SC22/WG20 N618
Draft Text for Amendment #1 to TR 10176
Source:
SC22/WG20 (Ken Whistler)Date: 98-October 21
Replace the text of Annex A with the following text.
Annex A
Recommended extended repertoire for user-defined identifiers
The recommended extended repertoire consists of those characters which collectively can be used to generate word-like identifiers for most natural languages of the world. This list comprises the letters (combining or not), syllables, and ideographs from ISO/IEC 10646-1, together with the modifier letters and marks conventionally used as parts of words. The list excludes punctuation and symbols not generally included in words or considered appropriate for use in identifiers. Also excluded are most presentation forms of letters and a number of compatibility characters. The inclusion of combining characters corresponds to those allowed under a level 2 implementation of ISO/IEC 10646-1. These are the minimum required to do a reasonable job of representing word-like identifiers in Hebrew, Arabic, and scripts of South and Southeast Asia, which make general use of combining marks. However, combining marks for level 3 implementations of ISO/IEC 10646-1 are not included in the list, so as to avoid the problem of alternative representations of identifiers.
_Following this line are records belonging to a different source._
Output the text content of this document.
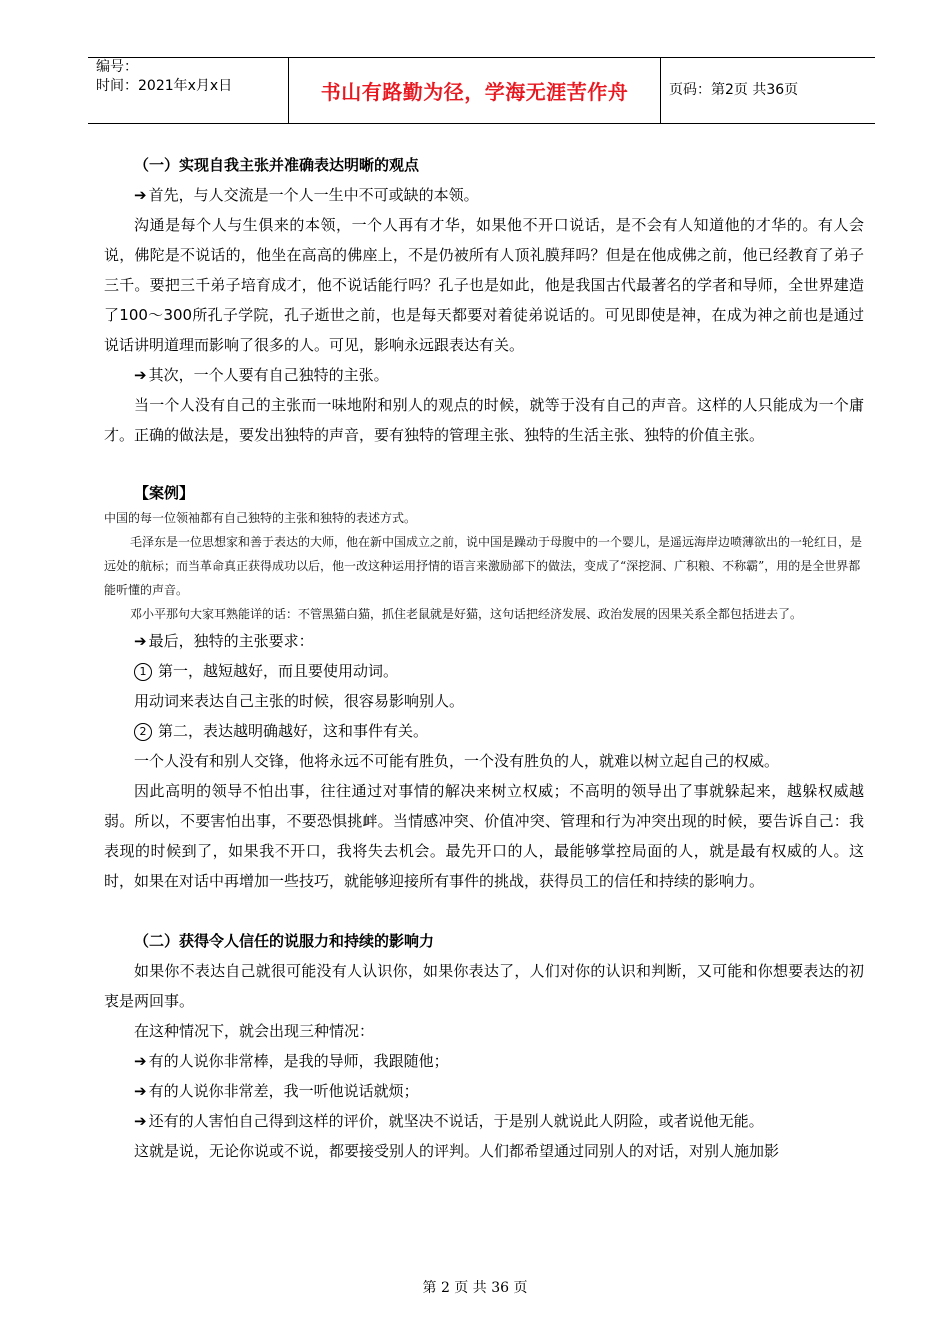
编号：
时间：2021年x月x日	书山有路勤为径，学海无涯苦作舟	页码：第2页 共36页

（一）实现自我主张并准确表达明晰的观点

➔ 首先，与人交流是一个人一生中不可或缺的本领。

沟通是每个人与生俱来的本领，一个人再有才华，如果他不开口说话，是不会有人知道他的才华的。有人会说，佛陀是不说话的，他坐在高高的佛座上，不是仍被所有人顶礼膜拜吗？但是在他成佛之前，他已经教育了弟子三千。要把三千弟子培育成才，他不说话能行吗？孔子也是如此，他是我国古代最著名的学者和导师，全世界建造了100～300所孔子学院，孔子逝世之前，也是每天都要对着徒弟说话的。可见即使是神，在成为神之前也是通过说话讲明道理而影响了很多的人。可见，影响永远跟表达有关。

➔ 其次，一个人要有自己独特的主张。

当一个人没有自己的主张而一味地附和别人的观点的时候，就等于没有自己的声音。这样的人只能成为一个庸才。正确的做法是，要发出独特的声音，要有独特的管理主张、独特的生活主张、独特的价值主张。

【案例】

中国的每一位领袖都有自己独特的主张和独特的表述方式。

毛泽东是一位思想家和善于表达的大师，他在新中国成立之前，说中国是躁动于母腹中的一个婴儿，是遥远海岸边喷薄欲出的一轮红日，是远处的航标；而当革命真正获得成功以后，他一改这种运用抒情的语言来激励部下的做法，变成了“深挖洞、广积粮、不称霸”，用的是全世界都能听懂的声音。

邓小平那句大家耳熟能详的话：不管黑猫白猫，抓住老鼠就是好猫，这句话把经济发展、政治发展的因果关系全都包括进去了。

➔ 最后，独特的主张要求：

1 第一，越短越好，而且要使用动词。

用动词来表达自己主张的时候，很容易影响别人。

2 第二，表达越明确越好，这和事件有关。

一个人没有和别人交锋，他将永远不可能有胜负，一个没有胜负的人，就难以树立起自己的权威。

因此高明的领导不怕出事，往往通过对事情的解决来树立权威；不高明的领导出了事就躲起来，越躲权威越弱。所以，不要害怕出事，不要恐惧挑衅。当情感冲突、价值冲突、管理和行为冲突出现的时候，要告诉自己：我表现的时候到了，如果我不开口，我将失去机会。最先开口的人，最能够掌控局面的人，就是最有权威的人。这时，如果在对话中再增加一些技巧，就能够迎接所有事件的挑战，获得员工的信任和持续的影响力。

（二）获得令人信任的说服力和持续的影响力

如果你不表达自己就很可能没有人认识你，如果你表达了，人们对你的认识和判断，又可能和你想要表达的初衷是两回事。

在这种情况下，就会出现三种情况：

➔ 有的人说你非常棒，是我的导师，我跟随他；

➔ 有的人说你非常差，我一听他说话就烦；

➔ 还有的人害怕自己得到这样的评价，就坚决不说话，于是别人就说此人阴险，或者说他无能。

这就是说，无论你说或不说，都要接受别人的评判。人们都希望通过同别人的对话，对别人施加影

第 2 页 共 36 页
Attention is drawn to the fact that using the extended repertoire for identifiers may impact source code portability, since the presence of these characters in program text may not be supported on systems that implement less than the full repertoire of ISO/IEC 10646-1.
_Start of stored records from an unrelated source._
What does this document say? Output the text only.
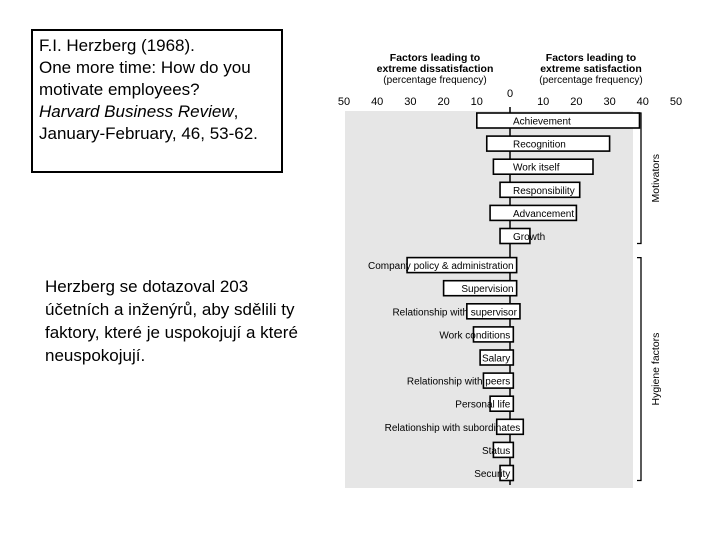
F.I. Herzberg (1968).
One more time: How do you motivate employees?
Harvard Business Review, January-February, 46, 53-62.
Herzberg se dotazoval 203 účetních a inženýrů, aby sdělili ty faktory, které je uspokojují a které neuspokojují.
Factors leading to
extreme dissatisfaction
(percentage frequency)
Factors leading to
extreme satisfaction
(percentage frequency)
50 40 30 20 10
0
10 20 30 40 50
Achievement
Recognition
Work itself
Responsibility
Advancement
Growth
Company policy & administration
Supervision
Relationship with supervisor
Work conditions
Salary
Relationship with peers
Personal life
Relationship with subordinates
Status
Security
Motivators
Hygiene factors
The character repertoire listed in this annex is based on the ISO/IEC 10646-1:1993 with its COR 1 and AMD 1 through 9. It is subject to expansion in the future, to track future amendments to the standard. However, characters currently listed in this Annex will not be removed from the recommended extended repertoire in future revisions.
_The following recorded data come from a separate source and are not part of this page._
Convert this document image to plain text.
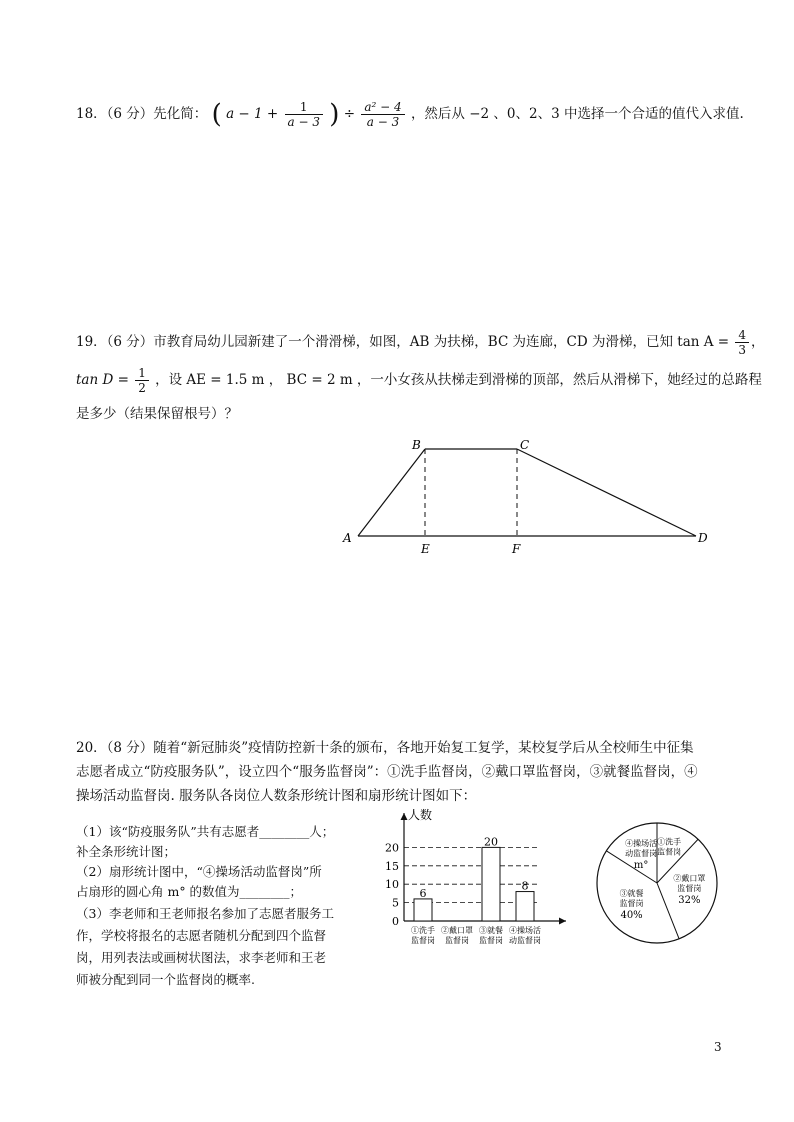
18．（6 分）先化简： ( $a - 1 + \frac{1}{a - 3}$ ) ÷ $\frac{\text{a² − 4}}{a - 3}$ ，然后从 −2 、0、2、3 中选择一个合适的值代入求值.
19．（6 分）市教育局幼儿园新建了一个滑滑梯，如图，AB 为扶梯，BC 为连廊，CD 为滑梯，已知 $\tan A = \frac{4}{3}$ ，
$\tan D = \frac{1}{2}$ ，设 AE = 1.5 m ， BC = 2 m ，一小女孩从扶梯走到滑梯的顶部，然后从滑梯下，她经过的总路程
是多少（结果保留根号）？
A
B	C
D
E	F
20．（8 分）随着“新冠肺炎”疫情防控新十条的颁布，各地开始复工复学，某校复学后从全校师生中征集
志愿者成立“防疫服务队”，设立四个“服务监督岗”：①洗手监督岗，②戴口罩监督岗，③就餐监督岗，④
操场活动监督岗. 服务队各岗位人数条形统计图和扇形统计图如下：
（1）该“防疫服务队”共有志愿者________人；
补全条形统计图；
（2）扇形统计图中，“④操场活动监督岗”所
占扇形的圆心角 m° 的数值为________；
（3）李老师和王老师报名参加了志愿者服务工
作，学校将报名的志愿者随机分配到四个监督
岗，用列表法或画树状图法，求李老师和王老
师被分配到同一个监督岗的概率.
人数
0
5
10
15
20
6
20
8
①洗手
监督岗
②戴口罩
监督岗
③就餐
监督岗
④操场活
动监督岗
①洗手
监督岗
②戴口罩
监督岗
32%
③就餐
监督岗
40%
④操场活
动监督岗
m°
3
The character repertoire listed in this annex should be conceived of as a recommendation for the minimum extended repertoire for use in user-defined identifiers. Each programming language standard or implementation of the standard can extend the repertoire at the adaptation, in accordance with established practice of identifier usage for the language and any additional user requirements that may be present. For example, the C language should allow U003F LOW LINE in addition to the character repertoire listed below; COBOL should allow U002D HYPHEN-MINUS as well; Java allows a rather large extension to support a level 3 implementation of 10646-1. Some programming language standards may allow half- or full-width compatibility characters from ISO/IEC 10646-1, and some of the standards, e.g. COBOL, may recognize these characters in a width-insensitive manner.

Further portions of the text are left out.